Shuqun's football coach insists students finish homework first before training

Shuqun's football coach insists students finish homework first before training
PASSIONATE: Roslan Sa'ad bridges the gap between studies and sports for his students. Copyright:

If you're not delivering in the classroom, then you won't get the chance to deliver on the pitch.

That is the rationale of Roslan Sa'ad, one of six nominees for TNP-S Soocelaraj Award, presented by Soilbuild Group, in recognition of outstanding teacher-coaches.

"The first thing we do in the football CCA is to check with teachers every morning if the students have done their homework," said the 42-year-old, who has been heading the Shuqun Primary School team since 2005.

"If their teacher says 'this boy didn't do his homework', he gets a suspension straight away.
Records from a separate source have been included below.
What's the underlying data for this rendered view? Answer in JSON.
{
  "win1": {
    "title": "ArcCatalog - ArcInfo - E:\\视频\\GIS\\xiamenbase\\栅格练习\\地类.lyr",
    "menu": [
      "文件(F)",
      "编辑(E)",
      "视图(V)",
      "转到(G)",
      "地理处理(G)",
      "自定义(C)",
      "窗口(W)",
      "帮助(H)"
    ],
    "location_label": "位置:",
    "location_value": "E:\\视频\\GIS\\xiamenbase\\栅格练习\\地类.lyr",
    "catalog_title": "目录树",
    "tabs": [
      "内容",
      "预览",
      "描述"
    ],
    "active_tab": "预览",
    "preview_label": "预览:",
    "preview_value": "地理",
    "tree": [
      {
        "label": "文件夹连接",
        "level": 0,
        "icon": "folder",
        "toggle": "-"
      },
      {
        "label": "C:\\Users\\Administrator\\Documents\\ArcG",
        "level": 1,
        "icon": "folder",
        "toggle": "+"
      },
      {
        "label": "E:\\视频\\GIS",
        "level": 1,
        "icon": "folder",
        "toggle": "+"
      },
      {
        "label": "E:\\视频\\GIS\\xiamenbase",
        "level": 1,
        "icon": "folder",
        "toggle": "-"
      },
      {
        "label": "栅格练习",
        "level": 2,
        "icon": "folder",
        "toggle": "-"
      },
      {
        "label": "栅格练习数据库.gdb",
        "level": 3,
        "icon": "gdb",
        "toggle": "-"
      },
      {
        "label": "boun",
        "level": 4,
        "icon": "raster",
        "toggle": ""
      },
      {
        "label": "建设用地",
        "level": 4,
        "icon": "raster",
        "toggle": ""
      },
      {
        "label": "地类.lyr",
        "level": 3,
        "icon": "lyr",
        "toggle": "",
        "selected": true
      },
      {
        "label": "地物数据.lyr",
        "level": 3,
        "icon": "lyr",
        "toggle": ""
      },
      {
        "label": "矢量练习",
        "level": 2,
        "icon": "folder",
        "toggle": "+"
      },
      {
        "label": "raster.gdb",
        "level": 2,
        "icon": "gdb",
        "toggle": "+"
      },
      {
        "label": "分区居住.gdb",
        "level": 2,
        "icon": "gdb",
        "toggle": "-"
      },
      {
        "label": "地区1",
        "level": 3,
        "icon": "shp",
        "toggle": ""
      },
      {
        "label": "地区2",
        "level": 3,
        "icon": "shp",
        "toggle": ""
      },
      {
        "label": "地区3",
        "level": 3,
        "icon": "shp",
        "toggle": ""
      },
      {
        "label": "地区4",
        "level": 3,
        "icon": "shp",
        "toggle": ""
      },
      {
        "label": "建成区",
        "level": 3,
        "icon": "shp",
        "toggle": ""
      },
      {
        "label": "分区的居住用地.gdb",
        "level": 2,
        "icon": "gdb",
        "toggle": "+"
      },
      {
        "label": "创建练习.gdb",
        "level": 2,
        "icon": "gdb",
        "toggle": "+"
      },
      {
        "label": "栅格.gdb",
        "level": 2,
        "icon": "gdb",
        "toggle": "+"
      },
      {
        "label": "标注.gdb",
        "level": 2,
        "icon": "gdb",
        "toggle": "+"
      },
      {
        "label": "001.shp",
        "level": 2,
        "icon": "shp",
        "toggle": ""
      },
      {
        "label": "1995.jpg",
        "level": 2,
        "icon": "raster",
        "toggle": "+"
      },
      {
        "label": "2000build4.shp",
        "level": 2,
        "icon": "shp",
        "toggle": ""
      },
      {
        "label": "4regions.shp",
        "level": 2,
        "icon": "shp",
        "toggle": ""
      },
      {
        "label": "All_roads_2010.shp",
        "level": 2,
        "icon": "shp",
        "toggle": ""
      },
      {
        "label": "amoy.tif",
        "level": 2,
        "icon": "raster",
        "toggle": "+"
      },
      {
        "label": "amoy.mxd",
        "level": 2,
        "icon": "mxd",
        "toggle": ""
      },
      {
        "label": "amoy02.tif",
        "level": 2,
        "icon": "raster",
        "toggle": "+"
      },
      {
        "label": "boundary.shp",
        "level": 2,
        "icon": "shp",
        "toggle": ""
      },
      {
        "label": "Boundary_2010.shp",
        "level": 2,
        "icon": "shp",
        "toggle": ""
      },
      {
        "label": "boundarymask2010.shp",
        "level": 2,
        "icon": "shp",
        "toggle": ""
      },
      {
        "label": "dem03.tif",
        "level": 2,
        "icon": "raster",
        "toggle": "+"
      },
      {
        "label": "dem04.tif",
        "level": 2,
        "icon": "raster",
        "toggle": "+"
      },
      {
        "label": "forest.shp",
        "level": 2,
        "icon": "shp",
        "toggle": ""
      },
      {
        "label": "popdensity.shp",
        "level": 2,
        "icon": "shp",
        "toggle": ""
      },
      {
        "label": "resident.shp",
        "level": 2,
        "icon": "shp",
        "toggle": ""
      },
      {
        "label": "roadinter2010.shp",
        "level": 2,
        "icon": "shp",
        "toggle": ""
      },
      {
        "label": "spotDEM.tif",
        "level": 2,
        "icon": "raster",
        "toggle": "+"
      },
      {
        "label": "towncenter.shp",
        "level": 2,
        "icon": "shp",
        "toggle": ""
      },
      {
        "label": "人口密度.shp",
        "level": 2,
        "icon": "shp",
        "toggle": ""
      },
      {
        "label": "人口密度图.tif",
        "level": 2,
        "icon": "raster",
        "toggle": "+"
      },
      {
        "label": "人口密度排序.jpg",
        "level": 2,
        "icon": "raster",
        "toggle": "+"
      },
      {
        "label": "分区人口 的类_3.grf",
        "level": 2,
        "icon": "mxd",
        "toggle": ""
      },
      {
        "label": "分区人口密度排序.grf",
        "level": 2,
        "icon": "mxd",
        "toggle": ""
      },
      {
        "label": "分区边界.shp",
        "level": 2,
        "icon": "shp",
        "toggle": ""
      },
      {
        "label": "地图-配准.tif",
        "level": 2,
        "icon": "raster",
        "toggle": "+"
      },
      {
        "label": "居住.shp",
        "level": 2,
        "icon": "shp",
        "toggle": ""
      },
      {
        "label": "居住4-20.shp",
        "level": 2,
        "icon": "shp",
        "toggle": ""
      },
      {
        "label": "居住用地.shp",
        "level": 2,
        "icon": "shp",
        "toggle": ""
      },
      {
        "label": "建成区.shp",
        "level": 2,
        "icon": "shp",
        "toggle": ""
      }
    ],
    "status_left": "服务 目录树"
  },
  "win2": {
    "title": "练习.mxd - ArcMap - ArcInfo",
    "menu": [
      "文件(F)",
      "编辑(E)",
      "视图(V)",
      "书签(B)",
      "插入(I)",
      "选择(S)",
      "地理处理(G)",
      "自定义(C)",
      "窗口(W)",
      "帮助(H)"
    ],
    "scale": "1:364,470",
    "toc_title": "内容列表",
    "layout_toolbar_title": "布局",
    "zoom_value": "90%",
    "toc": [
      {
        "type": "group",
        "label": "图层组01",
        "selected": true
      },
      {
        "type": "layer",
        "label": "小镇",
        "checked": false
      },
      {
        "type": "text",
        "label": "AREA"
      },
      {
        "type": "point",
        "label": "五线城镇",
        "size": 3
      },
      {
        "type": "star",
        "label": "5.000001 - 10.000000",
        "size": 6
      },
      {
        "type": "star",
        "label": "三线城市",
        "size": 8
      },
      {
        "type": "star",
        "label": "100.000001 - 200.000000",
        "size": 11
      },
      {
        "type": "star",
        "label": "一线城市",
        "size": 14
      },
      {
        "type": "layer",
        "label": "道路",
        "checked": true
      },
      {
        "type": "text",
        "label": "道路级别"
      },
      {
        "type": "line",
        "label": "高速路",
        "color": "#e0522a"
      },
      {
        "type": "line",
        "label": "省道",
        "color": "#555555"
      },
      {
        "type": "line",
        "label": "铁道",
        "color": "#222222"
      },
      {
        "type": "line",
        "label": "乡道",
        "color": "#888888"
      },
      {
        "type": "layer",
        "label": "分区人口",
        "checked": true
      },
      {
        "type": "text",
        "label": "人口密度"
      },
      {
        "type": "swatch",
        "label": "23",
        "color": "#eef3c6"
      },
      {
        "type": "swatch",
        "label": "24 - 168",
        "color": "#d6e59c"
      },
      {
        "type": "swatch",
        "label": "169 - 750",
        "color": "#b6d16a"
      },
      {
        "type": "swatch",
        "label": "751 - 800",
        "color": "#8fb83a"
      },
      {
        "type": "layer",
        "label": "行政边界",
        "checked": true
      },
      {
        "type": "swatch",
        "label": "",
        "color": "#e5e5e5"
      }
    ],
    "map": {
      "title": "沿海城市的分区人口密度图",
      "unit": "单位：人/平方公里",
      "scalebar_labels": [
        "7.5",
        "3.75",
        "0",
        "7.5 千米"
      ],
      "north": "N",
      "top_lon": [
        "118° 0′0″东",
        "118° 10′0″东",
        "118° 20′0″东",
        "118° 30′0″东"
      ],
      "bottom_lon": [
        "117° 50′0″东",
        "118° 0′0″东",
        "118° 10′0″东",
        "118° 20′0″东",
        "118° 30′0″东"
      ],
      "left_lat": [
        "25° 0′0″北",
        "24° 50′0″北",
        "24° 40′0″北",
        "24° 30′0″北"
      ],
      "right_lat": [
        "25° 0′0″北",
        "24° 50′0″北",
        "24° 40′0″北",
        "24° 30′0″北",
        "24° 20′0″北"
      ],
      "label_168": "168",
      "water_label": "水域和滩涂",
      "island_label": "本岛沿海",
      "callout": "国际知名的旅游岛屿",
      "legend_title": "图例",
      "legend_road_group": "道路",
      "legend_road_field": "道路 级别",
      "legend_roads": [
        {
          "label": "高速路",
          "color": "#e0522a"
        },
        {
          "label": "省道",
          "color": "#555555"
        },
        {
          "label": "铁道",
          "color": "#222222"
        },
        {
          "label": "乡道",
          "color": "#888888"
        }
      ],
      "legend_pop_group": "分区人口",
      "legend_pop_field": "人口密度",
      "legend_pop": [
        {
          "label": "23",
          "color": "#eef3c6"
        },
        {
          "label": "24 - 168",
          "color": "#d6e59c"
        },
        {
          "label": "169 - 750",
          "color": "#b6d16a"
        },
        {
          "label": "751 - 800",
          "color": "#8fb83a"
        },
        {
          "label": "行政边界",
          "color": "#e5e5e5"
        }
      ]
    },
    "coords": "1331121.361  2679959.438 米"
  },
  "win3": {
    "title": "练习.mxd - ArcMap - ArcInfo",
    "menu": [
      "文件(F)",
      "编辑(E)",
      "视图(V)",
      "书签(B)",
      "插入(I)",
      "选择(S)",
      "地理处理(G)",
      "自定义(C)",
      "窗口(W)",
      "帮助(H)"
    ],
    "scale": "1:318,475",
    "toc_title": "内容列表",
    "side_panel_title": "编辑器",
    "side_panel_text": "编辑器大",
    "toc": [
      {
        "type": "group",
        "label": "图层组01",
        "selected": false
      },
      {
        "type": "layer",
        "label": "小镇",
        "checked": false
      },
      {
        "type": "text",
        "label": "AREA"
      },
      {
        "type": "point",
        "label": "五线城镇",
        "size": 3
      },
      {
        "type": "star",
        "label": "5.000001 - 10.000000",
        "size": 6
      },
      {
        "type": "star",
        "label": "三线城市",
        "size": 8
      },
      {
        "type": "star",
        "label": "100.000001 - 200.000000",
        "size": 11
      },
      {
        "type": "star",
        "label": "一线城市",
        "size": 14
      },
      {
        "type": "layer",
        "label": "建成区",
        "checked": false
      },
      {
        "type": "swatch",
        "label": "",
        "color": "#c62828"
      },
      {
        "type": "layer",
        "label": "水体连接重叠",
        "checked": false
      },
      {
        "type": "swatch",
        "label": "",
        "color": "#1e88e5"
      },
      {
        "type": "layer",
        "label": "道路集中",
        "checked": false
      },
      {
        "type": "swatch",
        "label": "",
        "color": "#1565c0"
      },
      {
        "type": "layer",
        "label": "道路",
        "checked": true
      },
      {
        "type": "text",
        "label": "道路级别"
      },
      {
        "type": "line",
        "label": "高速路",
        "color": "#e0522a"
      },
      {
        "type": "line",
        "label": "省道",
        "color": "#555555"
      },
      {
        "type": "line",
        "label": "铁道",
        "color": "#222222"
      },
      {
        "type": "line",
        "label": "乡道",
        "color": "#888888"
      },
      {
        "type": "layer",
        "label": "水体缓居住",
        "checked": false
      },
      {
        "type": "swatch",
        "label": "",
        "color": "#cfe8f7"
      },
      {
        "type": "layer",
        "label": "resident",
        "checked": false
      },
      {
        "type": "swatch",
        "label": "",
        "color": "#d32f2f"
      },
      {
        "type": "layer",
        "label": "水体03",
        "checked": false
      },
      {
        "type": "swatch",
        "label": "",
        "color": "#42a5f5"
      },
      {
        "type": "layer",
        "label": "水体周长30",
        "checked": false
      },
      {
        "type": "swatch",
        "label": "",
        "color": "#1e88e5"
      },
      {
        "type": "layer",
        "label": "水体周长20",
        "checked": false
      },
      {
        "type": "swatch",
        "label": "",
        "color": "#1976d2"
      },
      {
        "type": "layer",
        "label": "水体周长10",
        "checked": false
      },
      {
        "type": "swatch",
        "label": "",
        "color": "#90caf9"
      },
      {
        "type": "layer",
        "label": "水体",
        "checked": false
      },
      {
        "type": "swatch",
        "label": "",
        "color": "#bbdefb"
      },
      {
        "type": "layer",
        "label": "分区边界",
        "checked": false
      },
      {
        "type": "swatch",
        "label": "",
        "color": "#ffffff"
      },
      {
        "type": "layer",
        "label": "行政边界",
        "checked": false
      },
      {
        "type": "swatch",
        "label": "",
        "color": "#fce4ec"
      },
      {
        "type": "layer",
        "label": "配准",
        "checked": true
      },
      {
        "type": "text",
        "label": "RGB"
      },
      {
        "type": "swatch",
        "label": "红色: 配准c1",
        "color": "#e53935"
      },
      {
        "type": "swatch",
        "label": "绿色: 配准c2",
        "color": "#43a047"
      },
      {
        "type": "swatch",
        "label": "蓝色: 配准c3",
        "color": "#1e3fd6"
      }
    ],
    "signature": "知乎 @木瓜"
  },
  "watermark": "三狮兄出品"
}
"What I mean by suspension is to have them come to training, but they don't play. Instead, they spend their time studying and finishing up their homework."

For someone who serves as the school's head of department for Physical Education, such an approach is understandable. Values are an important aspect of the team, with Roslan imparting the motto "respect all, fear none".

Such values can be seen off the pitch, with the students always being reminded to take pride in their appearance. They are also required to wear ties on match days.

"I'm teaching them the importance of upholding their image, but I have my own agenda. I don't want them to go running around during recess and wasting their energy," he joked.

He also inculcates a sense of belonging in the players, in order to bring the best out of them.

He said: "I create an identity for them, such as their training jersey, which bears a special logo of the school team, and that gives them something to be proud of. In turn, they'll have the motivation to live up to that identity.

"But when they misbehave, they have to return the jerseys. In turn, when they lose something that they believe in, they'll work extra hard to get back the jersey. It's a win-win situation for everyone."

Roslan also has an AFC 'A' Licence, one of the highest coaching qualifications in Asia, but he is coaching a humble primary school rather than a full-fledged professional team, let alone a developmental side.

It is something that he gets quite a fair bit of stick for, saying: "People think I'm crazy, but I love starting from scratch. There's greater satisfaction to be had when you see your students progress to bigger things."

DIVIDENDS

His approach has reaped dividends, with Shuqun edging out Nanyang Primary 7-6 on penalties in the West Zone's Junior Division, while the school's Senior Division team did well despite losing 1-7 to Kranji Primary.

The school has also been regularly in the top four of not only the West Zone, but also the Nationals over the years.

The students' development is something that Roslan takes a lot of pride in.

"Six students have moved on to the Singapore Sports School, while many more have been plucked by football powerhouses like Hong Kah and Jurongville Secondary," he said.

"It gives a huge sense of achievement to know that you've played a big part in their development in some way."